La Sscott insiste sull’importanza di distinguere bene le “rockstar” dalle “superstar”. Le prime sono come dice il loro nome, solide come delle rocce. “Adorano il loro lavoro, hanno trovato il loro ritmo e l’impresa può contare su di loro per ottenere degli eccellenti risultati anno dopo anno. Non hanno bisogno di sfide. Il posto più in alto di loro non le appassiona, tantomeno se le allontana dal loro mestiere.” Al contrario le “superstar” sono sempre alla ricerca di opportunità per evolvere. E’ dunque importante proporre loro dei progetti motivanti, delle sfide che consentono di tenere in una situazione di apprendimento permanente.
Se guardiamo ai risultati collettivi, le rockstar sono tanto importanti quanto le superstar, ragione per cui è fondamentale ricompensarle. La riconoscenza non deve tuttavia avvenire attraverso promozioni a posizioni manageriali che non desiderano o per le quali non sono idonee.
Kim Scott suggerisce un bonus, un aumento o anche, per le persone che amano parlare in pubblico, l’opportunità di presentarsi a un grande evento aziendale. “Queste pratiche sono una buona alternativa al moltiplicarsi delle promozioni per persone che si sono distinte per anni nella stessa posizione”.

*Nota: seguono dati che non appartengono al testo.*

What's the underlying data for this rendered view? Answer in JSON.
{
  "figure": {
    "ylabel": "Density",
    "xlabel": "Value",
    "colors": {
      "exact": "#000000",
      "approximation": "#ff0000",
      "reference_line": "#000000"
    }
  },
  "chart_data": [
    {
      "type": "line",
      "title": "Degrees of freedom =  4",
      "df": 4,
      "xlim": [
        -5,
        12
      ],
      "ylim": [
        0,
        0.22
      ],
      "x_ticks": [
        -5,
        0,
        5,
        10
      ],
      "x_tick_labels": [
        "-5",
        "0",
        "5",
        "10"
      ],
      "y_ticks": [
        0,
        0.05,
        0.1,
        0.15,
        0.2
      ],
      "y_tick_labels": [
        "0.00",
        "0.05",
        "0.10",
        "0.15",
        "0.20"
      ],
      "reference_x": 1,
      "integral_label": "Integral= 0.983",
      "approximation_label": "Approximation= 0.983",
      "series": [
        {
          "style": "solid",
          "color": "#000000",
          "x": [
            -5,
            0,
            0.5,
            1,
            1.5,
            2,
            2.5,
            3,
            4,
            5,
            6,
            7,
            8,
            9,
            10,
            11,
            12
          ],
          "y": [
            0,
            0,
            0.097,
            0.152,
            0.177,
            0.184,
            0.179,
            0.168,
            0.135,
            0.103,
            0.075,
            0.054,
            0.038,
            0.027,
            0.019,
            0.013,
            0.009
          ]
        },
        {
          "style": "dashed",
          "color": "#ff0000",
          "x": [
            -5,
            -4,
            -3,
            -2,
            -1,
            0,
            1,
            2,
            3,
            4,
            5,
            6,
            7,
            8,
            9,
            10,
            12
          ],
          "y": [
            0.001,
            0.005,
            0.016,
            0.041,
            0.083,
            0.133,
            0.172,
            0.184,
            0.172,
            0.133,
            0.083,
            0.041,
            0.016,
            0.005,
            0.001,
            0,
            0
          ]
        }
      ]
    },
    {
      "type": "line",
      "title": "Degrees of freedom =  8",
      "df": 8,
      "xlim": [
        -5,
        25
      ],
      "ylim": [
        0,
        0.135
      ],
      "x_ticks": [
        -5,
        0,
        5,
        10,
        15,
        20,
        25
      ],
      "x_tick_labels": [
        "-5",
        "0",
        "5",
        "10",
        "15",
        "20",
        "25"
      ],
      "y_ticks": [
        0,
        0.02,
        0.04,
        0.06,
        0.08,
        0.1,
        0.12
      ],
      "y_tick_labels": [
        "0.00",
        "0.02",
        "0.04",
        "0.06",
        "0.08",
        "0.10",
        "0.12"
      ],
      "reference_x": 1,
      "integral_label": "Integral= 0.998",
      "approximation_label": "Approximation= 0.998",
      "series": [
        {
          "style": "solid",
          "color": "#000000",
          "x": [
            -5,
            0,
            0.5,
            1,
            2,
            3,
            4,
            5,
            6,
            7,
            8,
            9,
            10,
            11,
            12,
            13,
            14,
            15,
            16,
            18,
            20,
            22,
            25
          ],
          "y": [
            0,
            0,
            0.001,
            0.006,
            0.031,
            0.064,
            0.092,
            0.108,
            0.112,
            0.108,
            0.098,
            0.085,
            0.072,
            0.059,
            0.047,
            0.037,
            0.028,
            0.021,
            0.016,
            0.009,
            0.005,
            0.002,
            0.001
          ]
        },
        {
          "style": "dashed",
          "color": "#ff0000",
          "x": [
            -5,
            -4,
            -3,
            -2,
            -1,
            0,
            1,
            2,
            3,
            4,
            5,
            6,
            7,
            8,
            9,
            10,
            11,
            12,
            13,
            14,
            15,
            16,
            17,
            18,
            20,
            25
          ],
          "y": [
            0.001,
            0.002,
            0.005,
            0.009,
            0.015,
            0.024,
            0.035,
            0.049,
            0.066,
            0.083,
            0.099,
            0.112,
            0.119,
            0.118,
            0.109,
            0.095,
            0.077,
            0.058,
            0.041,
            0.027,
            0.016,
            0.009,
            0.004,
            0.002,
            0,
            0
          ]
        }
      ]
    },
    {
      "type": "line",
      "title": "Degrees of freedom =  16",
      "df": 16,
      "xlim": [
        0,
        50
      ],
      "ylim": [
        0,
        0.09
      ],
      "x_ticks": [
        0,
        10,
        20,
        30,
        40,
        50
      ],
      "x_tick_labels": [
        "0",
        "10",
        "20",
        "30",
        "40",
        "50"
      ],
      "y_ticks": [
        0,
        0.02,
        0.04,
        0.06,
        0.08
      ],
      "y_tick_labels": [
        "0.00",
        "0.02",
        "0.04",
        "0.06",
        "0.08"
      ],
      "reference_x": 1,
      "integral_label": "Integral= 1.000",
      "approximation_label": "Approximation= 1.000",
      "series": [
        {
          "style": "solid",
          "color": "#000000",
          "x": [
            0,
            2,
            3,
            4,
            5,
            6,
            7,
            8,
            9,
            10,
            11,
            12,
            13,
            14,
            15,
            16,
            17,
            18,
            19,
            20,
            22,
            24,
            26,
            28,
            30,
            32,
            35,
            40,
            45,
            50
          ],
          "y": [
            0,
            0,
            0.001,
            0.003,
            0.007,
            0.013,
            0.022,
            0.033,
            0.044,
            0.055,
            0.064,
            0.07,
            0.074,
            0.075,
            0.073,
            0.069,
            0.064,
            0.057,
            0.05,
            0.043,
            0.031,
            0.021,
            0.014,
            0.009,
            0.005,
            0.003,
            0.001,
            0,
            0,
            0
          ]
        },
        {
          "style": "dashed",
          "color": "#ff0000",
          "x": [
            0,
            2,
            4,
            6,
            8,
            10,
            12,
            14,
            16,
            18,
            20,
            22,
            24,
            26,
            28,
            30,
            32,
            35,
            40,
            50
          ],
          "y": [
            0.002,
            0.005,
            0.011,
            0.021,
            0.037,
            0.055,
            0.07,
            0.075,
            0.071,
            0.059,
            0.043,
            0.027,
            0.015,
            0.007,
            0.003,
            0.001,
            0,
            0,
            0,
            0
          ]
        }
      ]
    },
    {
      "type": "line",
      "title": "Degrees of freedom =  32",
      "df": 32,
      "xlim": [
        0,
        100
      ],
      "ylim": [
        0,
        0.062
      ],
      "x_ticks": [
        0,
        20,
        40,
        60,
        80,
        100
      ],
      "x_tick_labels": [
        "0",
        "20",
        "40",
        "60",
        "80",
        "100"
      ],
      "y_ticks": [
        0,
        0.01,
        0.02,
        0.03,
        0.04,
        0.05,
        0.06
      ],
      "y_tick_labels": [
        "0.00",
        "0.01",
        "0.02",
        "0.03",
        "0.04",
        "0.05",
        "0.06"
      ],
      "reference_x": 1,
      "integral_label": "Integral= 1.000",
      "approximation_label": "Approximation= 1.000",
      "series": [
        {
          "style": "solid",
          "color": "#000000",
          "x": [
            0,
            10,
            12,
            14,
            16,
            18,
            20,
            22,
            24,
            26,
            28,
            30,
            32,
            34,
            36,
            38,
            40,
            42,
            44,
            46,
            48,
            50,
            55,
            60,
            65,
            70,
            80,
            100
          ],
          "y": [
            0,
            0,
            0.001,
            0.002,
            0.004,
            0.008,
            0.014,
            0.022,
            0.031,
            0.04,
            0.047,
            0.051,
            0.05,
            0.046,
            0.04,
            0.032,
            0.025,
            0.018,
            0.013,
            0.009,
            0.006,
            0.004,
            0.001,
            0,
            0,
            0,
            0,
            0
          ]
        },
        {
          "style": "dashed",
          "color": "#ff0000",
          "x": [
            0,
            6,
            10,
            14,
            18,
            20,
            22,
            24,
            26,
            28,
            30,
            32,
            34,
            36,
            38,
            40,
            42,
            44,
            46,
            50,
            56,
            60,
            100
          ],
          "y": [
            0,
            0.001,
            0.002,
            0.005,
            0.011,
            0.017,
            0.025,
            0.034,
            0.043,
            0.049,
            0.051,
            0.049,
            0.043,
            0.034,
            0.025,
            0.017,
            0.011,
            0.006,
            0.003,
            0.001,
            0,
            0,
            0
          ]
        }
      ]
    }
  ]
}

I pericoli dell’ossessione della promozione
Purtroppo numerosi datori di lavoro, convinti come la zarina Caterina la Grande che tutto ciò che non cresce deperisce, sviluppano una politica radicale: o l’individuo sale nella gerarchia o è licenziato. Ora, come attestano gli esempi citati precedentemente, l’idea di farsi strada nell’impresa è lungi dal motivare tutti.
Inoltre abbiamo tutti nella nostra vita dei periodi nei quali la nostra carriera accelera o fa una pausa, ragione per cui un capo non deve etichettare definitivamente un collaboratore la cui curva di evoluzione della carriera è più lenta.
“La questione non deve mai essere “questa persona ha un potenziale forte o debole?“, ma piuttosto “quale profilo di crescita ogni membro dell’équipe desidera in questo momento?“, conclude Kim Scott.